Joachim von Seydlitz

Achtsamkeit

Achtsamkeit bedeutet, mit vollständiger Aufmerksamkeit ganz im gegenwärtigen Augenblick zu sein und das, was wir gerade tun, mit allen Sinnen zu erleben. Gleichzeitig ist es das Bemühen, diese Haltung ohne innere Wertung einzunehmen und uns all unserer Sinneseindrücke vorbehaltlos und voller Respekt bewusst zu werden.

Achtsamkeit ist nichts Neues. Wahrscheinlich wurde sie erstmals bereits vor weit über 2 000 Jahren im Buddhismus beschrieben. Sie ist natürlich eine der Grundpfeiler der buddhistischen Psychologie, findet sich in der 'schwebenden Aufmerksamkeit' der Psychoanalyse wieder, ist stark in den humanistischen Psychotherapien vertreten, deutlich ausgeprägt in der Gestaltpsychotherapie, aber auch in der Gesprächstherapie und übte letztlich sogar starken Einfluss auf die Verhaltenstherapie aus.

Achtsamkeit

Es ist ein Riss in allen Dingen. So strahlt das Licht hinein.

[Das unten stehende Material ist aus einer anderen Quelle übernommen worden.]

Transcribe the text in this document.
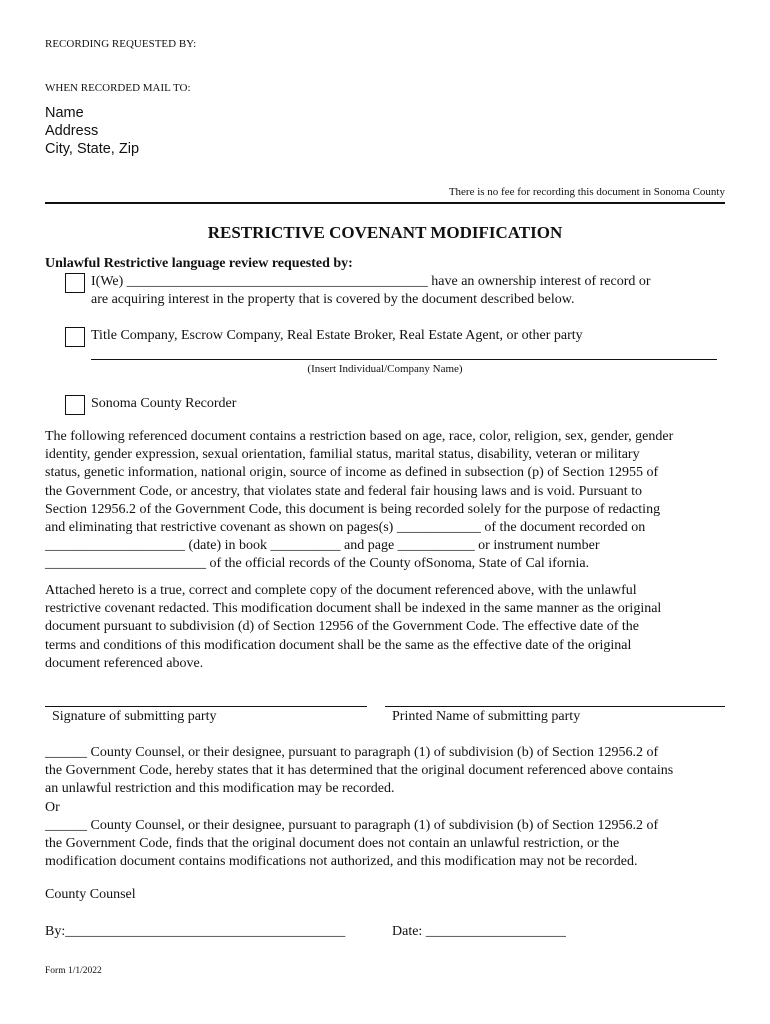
RECORDING REQUESTED BY:
WHEN RECORDED MAIL TO:
Name
Address
City, State, Zip
There is no fee for recording this document in Sonoma County
RESTRICTIVE COVENANT MODIFICATION
Unlawful Restrictive language review requested by:
I(We) ___________________________________________ have an ownership interest of record or
are acquiring interest in the property that is covered by the document described below.
Title Company, Escrow Company, Real Estate Broker, Real Estate Agent, or other party
(Insert Individual/Company Name)
Sonoma County Recorder
The following referenced document contains a restriction based on age, race, color, religion, sex, gender, gender
identity, gender expression, sexual orientation, familial status, marital status, disability, veteran or military
status, genetic information, national origin, source of income as defined in subsection (p) of Section 12955 of
the Government Code, or ancestry, that violates state and federal fair housing laws and is void. Pursuant to
Section 12956.2 of the Government Code, this document is being recorded solely for the purpose of redacting
and eliminating that restrictive covenant as shown on pages(s) ____________ of the document recorded on
____________________ (date) in book __________ and page ___________ or instrument number
_______________________ of the official records of the County ofSonoma, State of Cal ifornia.
Attached hereto is a true, correct and complete copy of the document referenced above, with the unlawful
restrictive covenant redacted. This modification document shall be indexed in the same manner as the original
document pursuant to subdivision (d) of Section 12956 of the Government Code. The effective date of the
terms and conditions of this modification document shall be the same as the effective date of the original
document referenced above.
Signature of submitting party	Printed Name of submitting party
______ County Counsel, or their designee, pursuant to paragraph (1) of subdivision (b) of Section 12956.2 of
the Government Code, hereby states that it has determined that the original document referenced above contains
an unlawful restriction and this modification may be recorded.
Or
______ County Counsel, or their designee, pursuant to paragraph (1) of subdivision (b) of Section 12956.2 of
the Government Code, finds that the original document does not contain an unlawful restriction, or the
modification document contains modifications not authorized, and this modification may not be recorded.
County Counsel
By:________________________________________	Date: ____________________
Form 1/1/2022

Achtsam zu leben heißt, zu gehen, wenn wir gehen, zu sprechen, wenn wir sprechen und zu essen, wenn wir essen. Und Achtsamkeit bedeutet auch, sich bewusst zu sein, dass wir gehen, sprechen oder essen und sich der Gefühle und Gedanken bewusst zu sein, die das gehen, sprechen und essen in uns auslösen.

Viele Menschen sehen fern, während sie essen, gleichzeitig wird auch noch eine SMS beantwortet. Wenn wir Auto fahren, telefonieren wir und planen gleichzeitig, was wir in einer Stunde einkaufen werden. Wenn wir uns die Zähne putzen, überlegen wir, was heute die Arbeit bringen wird und wenn wir mit dem Partner reden, denken wir bereits an das Programm im Fernsehen danach, bei dem wir dann wieder telefonieren ...

Am Abend sind wir dann erschöpft und haben gleichzeitig das Gefühl, noch nichts wirklich erlebt zu haben, weswegen wir noch irgendetwas Aufregendes machen, wobei wir dann schon wieder an den nächsten Tag denken. Unser Gefühl trügt uns in diesem Fall einmal nicht: Wir haben ja auch tatsächlich nichts wirklich erlebt, weil wir bereits beständig mit etwas anderem beschäftigt waren. Multitasking war noch vor kurzem ein hoher Wert und für viele ist es das noch heute.

Dass dies ausgeprägten Stress und inhaltsarme Betriebsamkeit fördert, ist offensichtlich. Der Stress nun wieder fördert Schmerzen und Angst und ist der Feind von Ruhe und Gelassenheit.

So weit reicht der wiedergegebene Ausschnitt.